# Data analysis with Pandas

This is a guide to doing data analysis with Pandas written with a particular goal: to help understand the most important concepts and usage patterns in a way that sticks with you, as opposed to covering every possible application. We try to achieve this by laying out and following some specific principles:

- Build deep understanding of general concepts:
    - the basic Panas data structures: series, dataframes and indexes
    - wide classes of operations on data: selection, grouping, aggregations and transformations
    - shapes that datasets come in and how to convert between them: long vs wide
- Use well chosen examples:
    - preferrably real datasets
    - understandable for a broad audience
    - interesting
    - distinct from one another in structure
- Stay concise, avoid minutiae that can be easily looked up in the documentation, provide pointers to references instead


Before we begin we need to import all the libraries we will use. We also change some options that I almost always find useful to change:

In [1]:
# Import libraries
import numpy as np
import pandas as pd

# Make Pandas less eager to hide data in dataframes with "..."
pd.options.display.max_rows = 999
pd.options.display.max_columns = 100
pd.options.display.max_colwidth = 200

# Sensible floating point precision for basic use cases
pd.options.display.precision = 3

# Short exception tracebacks
%xmode Plain

Exception reporting mode: Plain


## Pandas data structures

We begin by looking into the fundamental high-level Pandas data structures: series, data frames and indexes. If you try to use Pandas without understanding the data structures and the relations between them, it gets confusing very easily. On the other hand learning the data structures can feel dry compared to working with real datasets. We cover only the most important basics here to keep things interesting and later revisit in more depth when need arises.
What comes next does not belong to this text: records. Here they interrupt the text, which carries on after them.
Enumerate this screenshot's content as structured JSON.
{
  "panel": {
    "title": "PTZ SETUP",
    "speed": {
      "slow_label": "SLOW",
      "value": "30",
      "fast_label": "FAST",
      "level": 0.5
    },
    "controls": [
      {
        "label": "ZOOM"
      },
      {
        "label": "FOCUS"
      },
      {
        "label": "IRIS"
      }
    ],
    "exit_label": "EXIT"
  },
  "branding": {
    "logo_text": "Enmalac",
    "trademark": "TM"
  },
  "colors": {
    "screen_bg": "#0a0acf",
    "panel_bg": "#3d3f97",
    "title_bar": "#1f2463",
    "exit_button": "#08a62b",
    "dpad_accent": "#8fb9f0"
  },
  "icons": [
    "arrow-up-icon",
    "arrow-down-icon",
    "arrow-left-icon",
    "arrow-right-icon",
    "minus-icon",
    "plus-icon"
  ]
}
### Series and basic indexes

A series holds an array of values:

In [2]:
primes = pd.Series([2, 3, 5, 7, 11])
primes

0     2
1     3
2     5
3     7
4    11
dtype: int64

The right column of the output simply shows the values in the series. `dtype: int64` refers to the data type of the values.

The left column of the output shows labels corresponding to the values in the series. The labels are part of the *index* that is a part of every series. By default the series is indexed simply using position of each value in the series:

In [3]:
primes = pd.Series([2, 3, 5, 7, 11])
primes.index

RangeIndex(start=0, stop=5, step=1)

`.loc[]` call for a series takes an index label as argument and looks up the corresponding value in the series. For the default index it ends up working like basic array indexing:

In [4]:
primes = pd.Series([2, 3, 5, 7, 11])
primes.loc[0]

2

The index is what makes a series something more than a simple array. It makes it possible to refer to the values in the series by whatever label is appropriate: by a string, by a date, by a pair of numbers, ... It also plays a role similar to a database index, hence the name: it speeds up operations like joins that have to lookup by this label repeatedly. Here is how you construct a series with an explicit index that does not simply use position in the series as the label of each value:

In [5]:
primes = pd.Series([2, 3, 5, 7, 11], index=["p0", "p1", "p2", "p3", "p4"])
primes

p0     2
p1     3
p2     5
p3     7
p4    11
dtype: int64

Now you can lookup by label:

In [6]:
primes = pd.Series([2, 3, 5, 7, 11], index=["p0", "p1", "p2", "p3", "p4"])
primes.loc["p0"]

2

Lookup by index is nevertheless always possible using `.iloc[]`:

In [7]:
primes = pd.Series([2, 3, 5, 7, 11], index=["p0", "p1", "p2", "p3", "p4"])
primes.iloc[2]

5

You can explicitly construct a `pd.Index` instance and pass it in the `pd.Series` constructor:

In [8]:
index = pd.Index(["p0", "p1", "p2", "p3", "p4"])
series = pd.Series([2, 3, 5, 7, 11], index=index)
series

p0     2
p1     3
p2     5
p3     7
p4    11
dtype: int64

### Data frames

Conceptually a dataframe is a collection of column series that share a common row index:

In [9]:
df = pd.DataFrame({"a": series, "b": series})
df

Unnamed: 0,a,b
p0,2,2
p1,3,3
p2,5,5
p3,7,7
p4,11,11


In [10]:
df = pd.DataFrame({"a": series, "b": series})
display(id(df.index))
display(id(df["a"].index))
display(id(df["b"].index))

139723360226192

139723360226192

139723360226192

Columns get labels through an additional index object, called the column index:

In [11]:
df = pd.DataFrame({"a": series, "b": series})
df.columns

Index(['a', 'b'], dtype='object')

Many Pandas methods work with either the row index or column index depending on the value of the `axis` keyword argument. For example removing rows by label and removing columns using a label or a set of labels are both done using the `drop` method:

In [12]:
df = pd.DataFrame({"a": series, "b": series})
df.drop(["p0", "p1"])

Unnamed: 0,a,b
p2,5,5
p3,7,7
p4,11,11


In [13]:
df = pd.DataFrame({"a": series, "b": series})
df.drop("a", axis=1)

Unnamed: 0,b
p0,2
p1,3
p2,5
p3,7
p4,11


### Jupyter representation of the data structures

It is good to learn how the Jupyter cell output corresponds to the underlying Pandas data structures and its attributes. Often we will not construct a `pd.Series` or `pd.DataFrame` directly, but receive one as a result of some sequence of Pandas operations. In this case we do not know up front whether it is a `pd.Series` or `pd.DataFrame`, what the index is, whether the index has a name, etc. You can inspect the result, for example call `type(result)`, but it is more efficient to simply learn what is shown where and how.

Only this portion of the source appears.